Listening to Twins games on 50,000-watt WCCO-AM radio around the campfire in northern Minnesota is among Tim Pelton's favorite childhood memories. Pelton's memories of listening to Twins games in recent years are a little less favorable: He commutes regularly between his Owatonna home and Mankato, a relatively short trek that the last couple of years required him to switch stations to hear games during his drive.
So Pelton was among the many Minnesotans who were happy — and for many, a little nostalgic — when the Twins this season returned to WCCO and its strong signal after an 11-year sojourn that took the club's broadcasts first to KSTP-AM and then the past five years to KQGO-FM (GO 96.3), owned by the Pohlad family, which also owns the Twins.
"With WCCO carrying the games again, I can listen to one station the whole time," said Pelton, 58, adding he has finally ditched "the pocket schedules" he carried in his car to seek out local stations broadcasting the games. There are now family camping trips with his wife and children, campfires and Twins games on WCCO.

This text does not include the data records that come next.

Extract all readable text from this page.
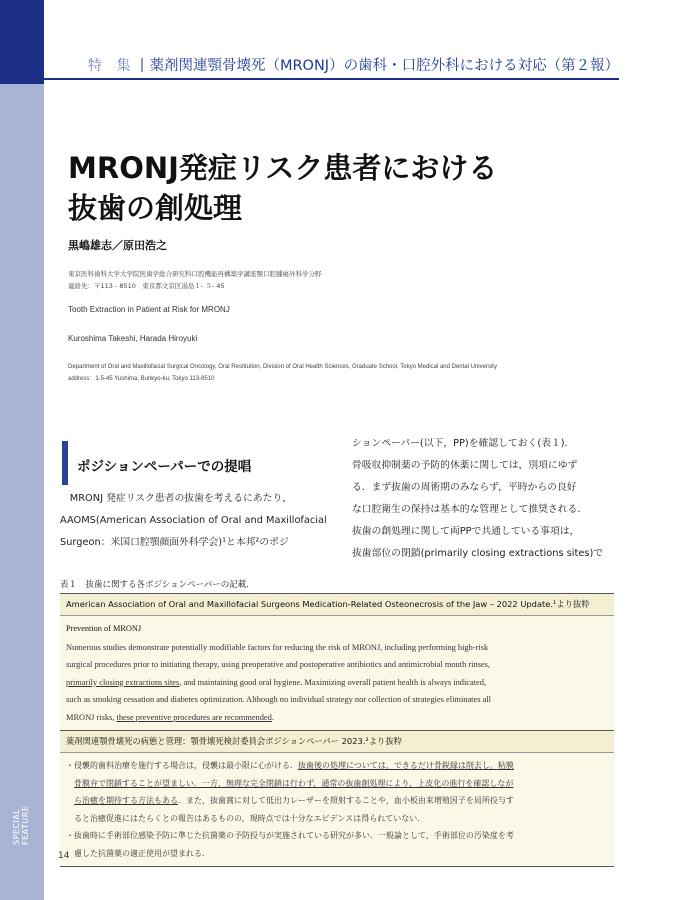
SPECIAL FEATURE
特 集 薬剤関連顎骨壊死（MRONJ）の歯科・口腔外科における対応（第２報）
MRONJ発症リスク患者における
抜歯の創処理
黒嶋雄志／原田浩之
東京医科歯科大学大学院医歯学総合研究科口腔機能再構築学講座顎口腔腫瘍外科学分野
連絡先：〒113 - 8510　東京都文京区湯島１- ５- 45
Tooth Extraction in Patient at Risk for MRONJ
Kuroshima Takeshi, Harada Hiroyuki
Department of Oral and Maxillofacial Surgical Oncology, Oral Restitution, Division of Oral Health Sciences, Graduate School, Tokyo Medical and Dental University
address：1-5-45 Yushima, Bunkyo-ku, Tokyo 113-8510
ポジションペーパーでの提唱
　MRONJ 発症リスク患者の抜歯を考えるにあたり，
AAOMS(American Association of Oral and Maxillofacial
Surgeon：米国口腔顎顔面外科学会)¹と本邦²のポジ
ションペーパー(以下，PP)を確認しておく(表１)．
骨吸収抑制薬の予防的休薬に関しては，別項にゆず
る．まず抜歯の周術期のみならず，平時からの良好
な口腔衛生の保持は基本的な管理として推奨される．
抜歯の創処理に関して両PPで共通している事項は，
抜歯部位の閉鎖(primarily closing extractions sites)で
表１　抜歯に関する各ポジションペーパーの記載．
American Association of Oral and Maxillofacial Surgeons Medication-Related Osteonecrosis of the Jaw – 2022 Update.¹より抜粋
Prevention of MRONJ
Numerous studies demonstrate potentially modifiable factors for reducing the risk of MRONJ, including performing high-risk
surgical procedures prior to initiating therapy, using preoperative and postoperative antibiotics and antimicrobial mouth rinses,
primarily closing extractions sites, and maintaining good oral hygiene. Maximizing overall patient health is always indicated,
such as smoking cessation and diabetes optimization. Although no individual strategy nor collection of strategies eliminates all
MRONJ risks, these preventive procedures are recommended.
薬剤関連顎骨壊死の病態と管理：顎骨壊死検討委員会ポジションペーパー 2023.²より抜粋
・侵襲的歯科治療を施行する場合は，侵襲は最小限に心がける．抜歯後の処理については，できるだけ骨鋭縁は削去し，粘膜
　骨膜弁で閉鎖することが望ましい．一方，無理な完全閉鎖は行わず，通常の抜歯創処理により，上皮化の進行を確認しなが
　ら治癒を期待する方法もある．また，抜歯窩に対して低出力レーザーを照射することや，血小板由来増殖因子を局所投与す
　ると治癒促進にはたらくとの報告はあるものの，現時点では十分なエビデンスは得られていない．
・抜歯時に手術部位感染予防に準じた抗菌薬の予防投与が実施されている研究が多い．一般論として，手術部位の汚染度を考
　慮した抗菌薬の適正使用が望まれる．
14
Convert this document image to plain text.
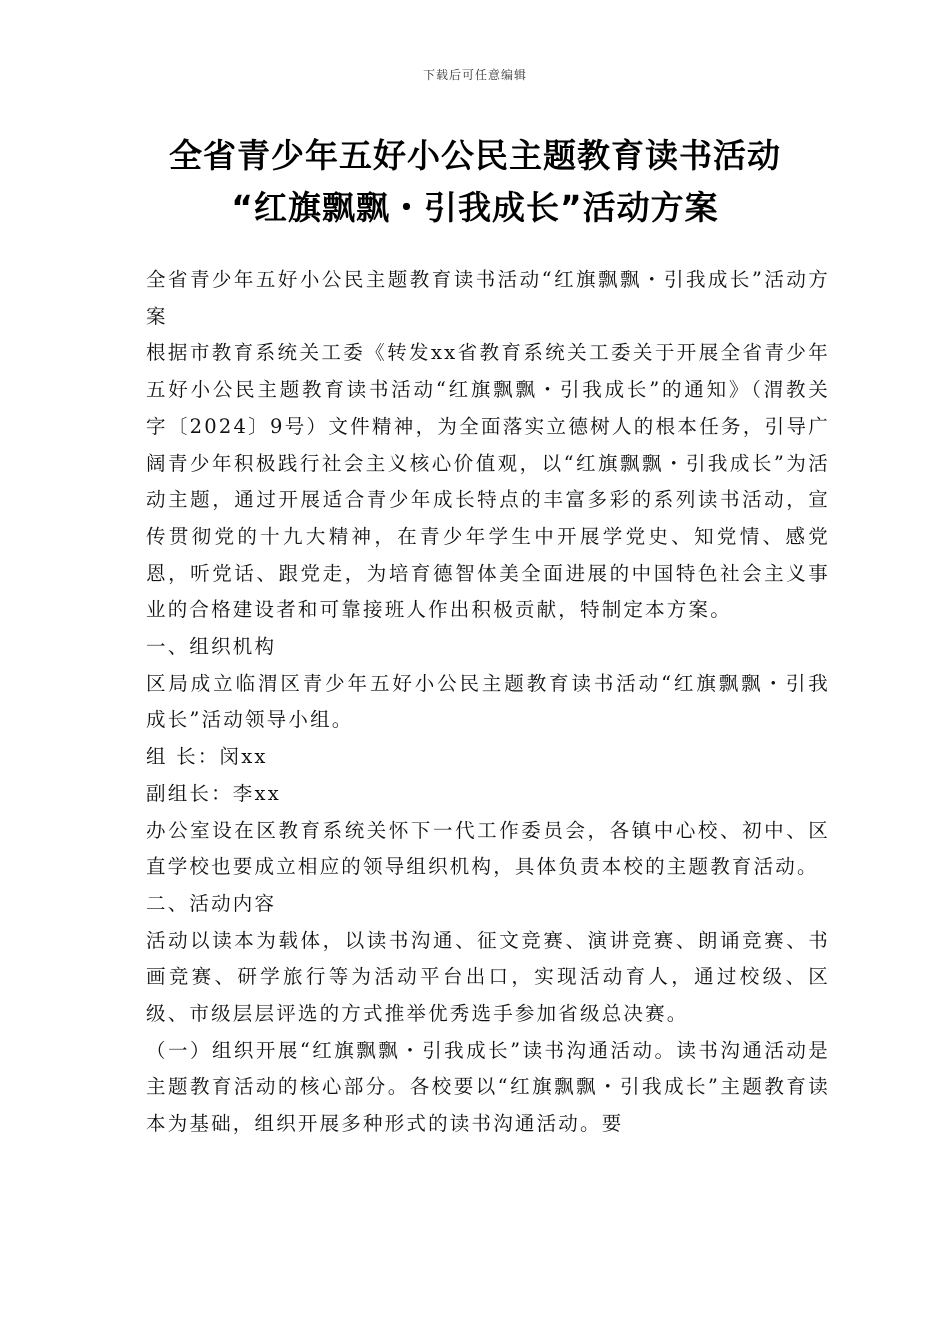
下载后可任意编辑
全省青少年五好小公民主题教育读书活动
“红旗飘飘・引我成长”活动方案

全省青少年五好小公民主题教育读书活动“红旗飘飘・引我成长”活动方案

根据市教育系统关工委《转发xx省教育系统关工委关于开展全省青少年五好小公民主题教育读书活动“红旗飘飘・引我成长”的通知》（渭教关字〔2024〕9号）文件精神，为全面落实立德树人的根本任务，引导广阔青少年积极践行社会主义核心价值观，以“红旗飘飘・引我成长”为活动主题，通过开展适合青少年成长特点的丰富多彩的系列读书活动，宣传贯彻党的十九大精神，在青少年学生中开展学党史、知党情、感党恩，听党话、跟党走，为培育德智体美全面进展的中国特色社会主义事业的合格建设者和可靠接班人作出积极贡献，特制定本方案。

一、组织机构

区局成立临渭区青少年五好小公民主题教育读书活动“红旗飘飘・引我成长”活动领导小组。

组 长：闵xx

副组长：李xx

办公室设在区教育系统关怀下一代工作委员会，各镇中心校、初中、区直学校也要成立相应的领导组织机构，具体负责本校的主题教育活动。

二、活动内容

活动以读本为载体，以读书沟通、征文竞赛、演讲竞赛、朗诵竞赛、书画竞赛、研学旅行等为活动平台出口，实现活动育人，通过校级、区级、市级层层评选的方式推举优秀选手参加省级总决赛。

（一）组织开展“红旗飘飘・引我成长”读书沟通活动。读书沟通活动是主题教育活动的核心部分。各校要以“红旗飘飘・引我成长”主题教育读本为基础，组织开展多种形式的读书沟通活动。要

The return to WCCO feels like coming home to fans of Pelton's generation. WCCO was the first radio home of the Twins when the franchise moved from Washington, D.C., before the 1961 season. Clark Griffith — son of the late Calvin Griffith, the owner who made the decision to move to Minnesota from the nation's capital — said the reputation and commitment of WCCO and major advertiser Hamm's Beer were "very important in the decision" to relocate in the Upper Midwest.
The relationship with WCCO, he said, "was enormous, because they were so dominant in the market, and they also had a great signal" that brought Twins games to at least 13 states and parts of Canada. WCCO, he said, helped the Twins establish a claim to being the major league team of the Upper Midwest.
'The Good Neighbor'
The signal helped build a strong bond between the team and its fans, Twins officials say. Jim Kaat, a star pitcher for the Twins during the 1960s, remembers winter caravans around the Upper Midwest that highlighted the power of the radio station.
"Even if you were out in Pella, Iowa, you would be able to pick up WCCO radio and find out what was going on in the world," Kaat said.
For whatever the reason, WCCO really seemed like "The Good Neighbor," as it billed itself. Maybe it was the quality of the baseball announcers, men such as Bob Wolff, Ray Scott, Herb Carneal and of course Halsey Hall, a character of legendary proportions who once flicked cigar ashes into a press box wastebasket during a broadcast and had flames jumping skyward.